Aside from color, the cut of the leg is often used to describe jeans in product descriptions, as in “dark wash straight leg jeans”. There are a few main categories of cuts, and when you exclude the wide and flared varieties that are no longer en vogue, they include:
- Skinny. The skinny jeans is pretty self-explanatory; they fit close to the leg from top to bottom and they often feature an ankle-length hem. This style is great for men who want to wear the most now-looking denim or for men with medium to slim legs who like the look.
- Slim Cut. The slim cut is the slightly looser version of the skinny jean. The width of the leg tapers from the thigh to the ankle. This style is perfect for men who don’t want a skin-tight skinny jean, but like the slim and trim look. Better for slim-to-medium legs.
- Tapered. This may remind you of jeans from the 80’s, but in fact, the tapered cut can be very flattering for certain body types. It’s a little bit looser cut than the slim cut, but it still features a tapered leg that mirrors the modern skinny cut. This style is suited to men with bigger legs or thighs and who like the narrow ankle opening.
- Straight. This jean features the same width from the top to the bottom of the leg. It is great for men who like a classic look, or don’t want to change the cut of their jeans as the trends change. Suited for men with bigger legs but may be too baggy for thinner legs.
- Boot cut. Boot cut jeans are straight through the thigh and slightly flared at the ankle. Originally they were wide enough to pair with boots, hence the name, but these days boots are paired with nearly every cut of jean. If you have muscular calves, then this cut might be for you.

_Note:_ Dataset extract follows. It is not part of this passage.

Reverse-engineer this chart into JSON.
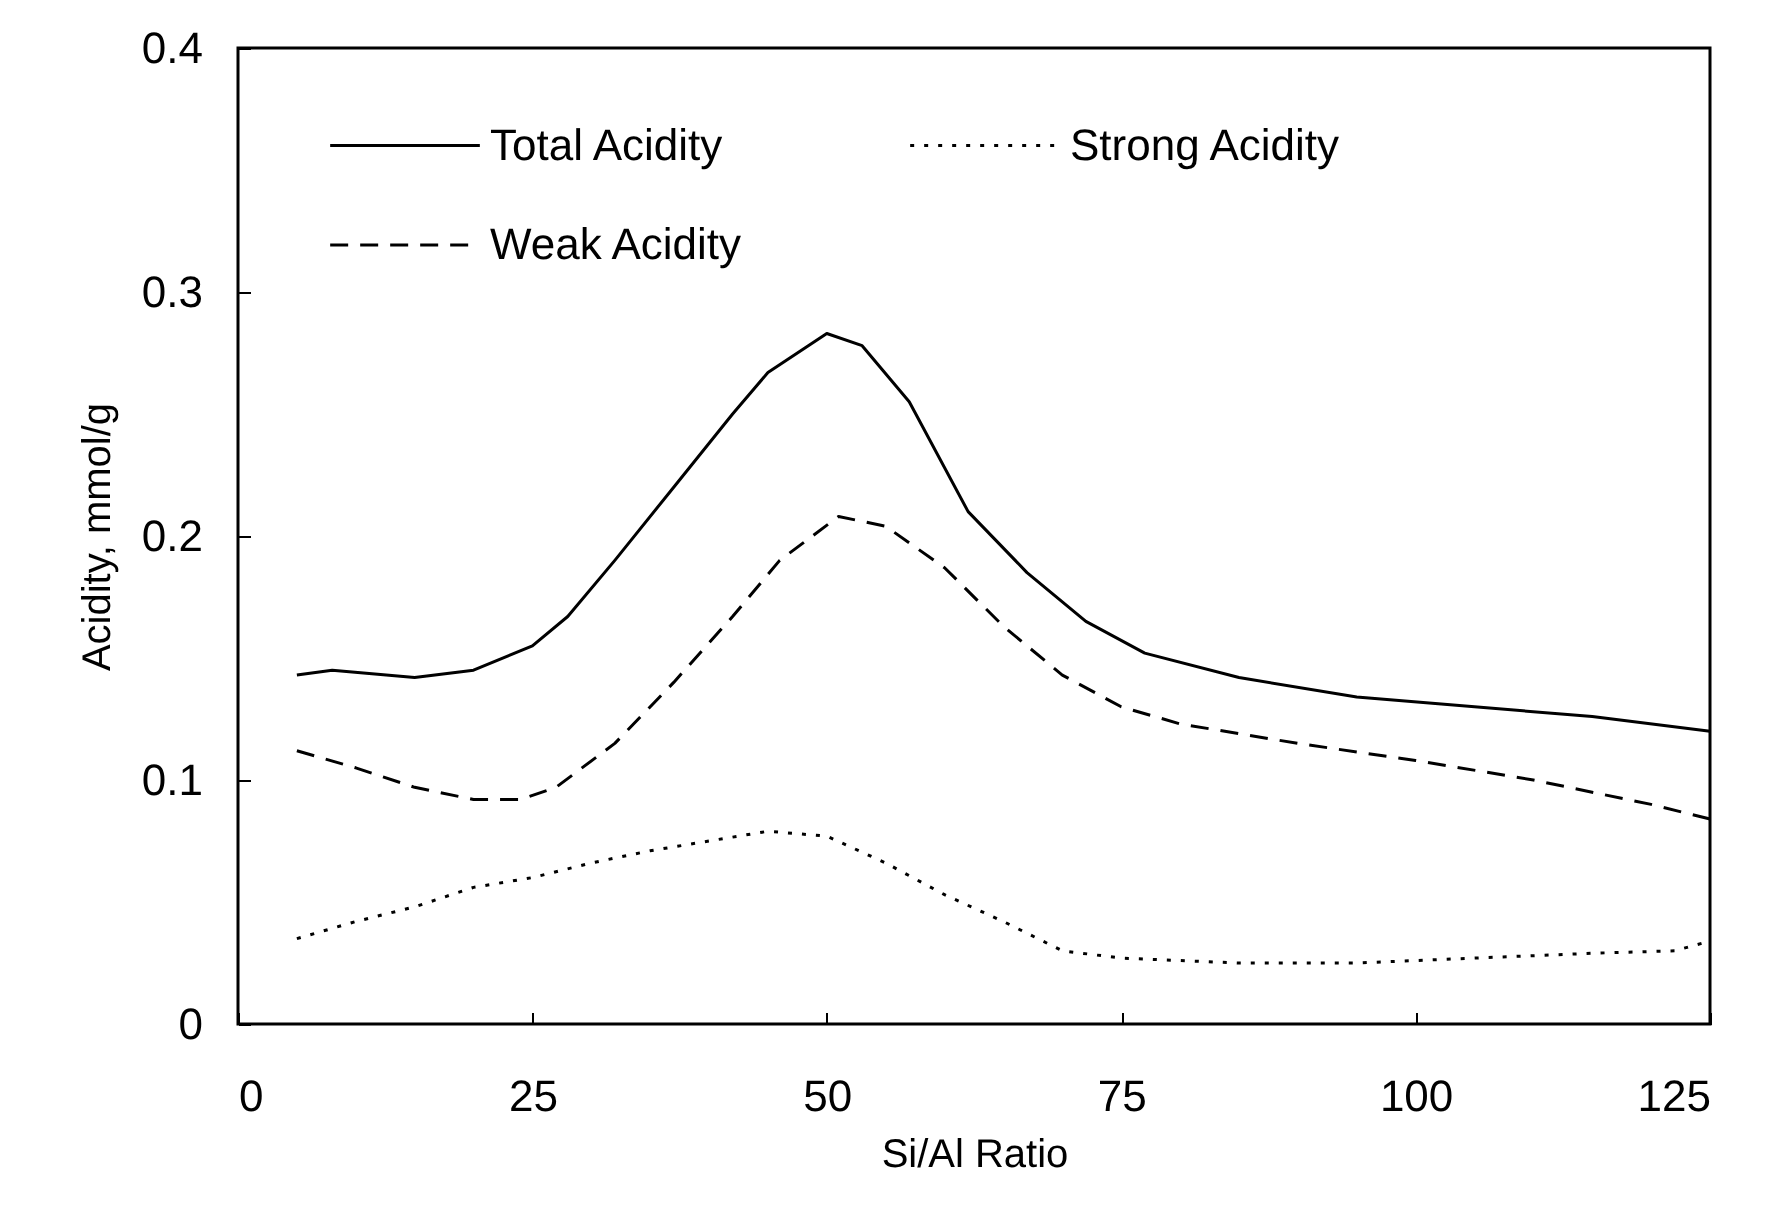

The length of denim, much like the cut, is subject to the changing trends. While many men wear their skinny jeans at ankle length or even shorter, we think that like any pair of pants, the traditional approach is length is the best. For example, both overly long and overly short will disrupt the proportions of your pants to the rest of your body, and the result can look odd. Since you can buy denim based on a waist size as well as an inseam, it’s typically easier to get a pair of denim to fit off the rack. If they don’t fit off the rack, does that mean you should hem your jeans? The answer is yes. Aim for a no break to a half break on the shoe. Narrow cuts can be worn shorter, but no shorter than the ankle to preserve the proportions of the leg to the body.
Color, Wash & Fading
Denim comes in a mind-boggling array of colors, mostly blue shades, and not all jeans are blue. Even though every color under the sun is now available, if you are interested in a classic look, then we suggest you stick with a traditional shade of blue denim. The color of the denim can also be indicated by the wash, or the overall finished look of the colored denim.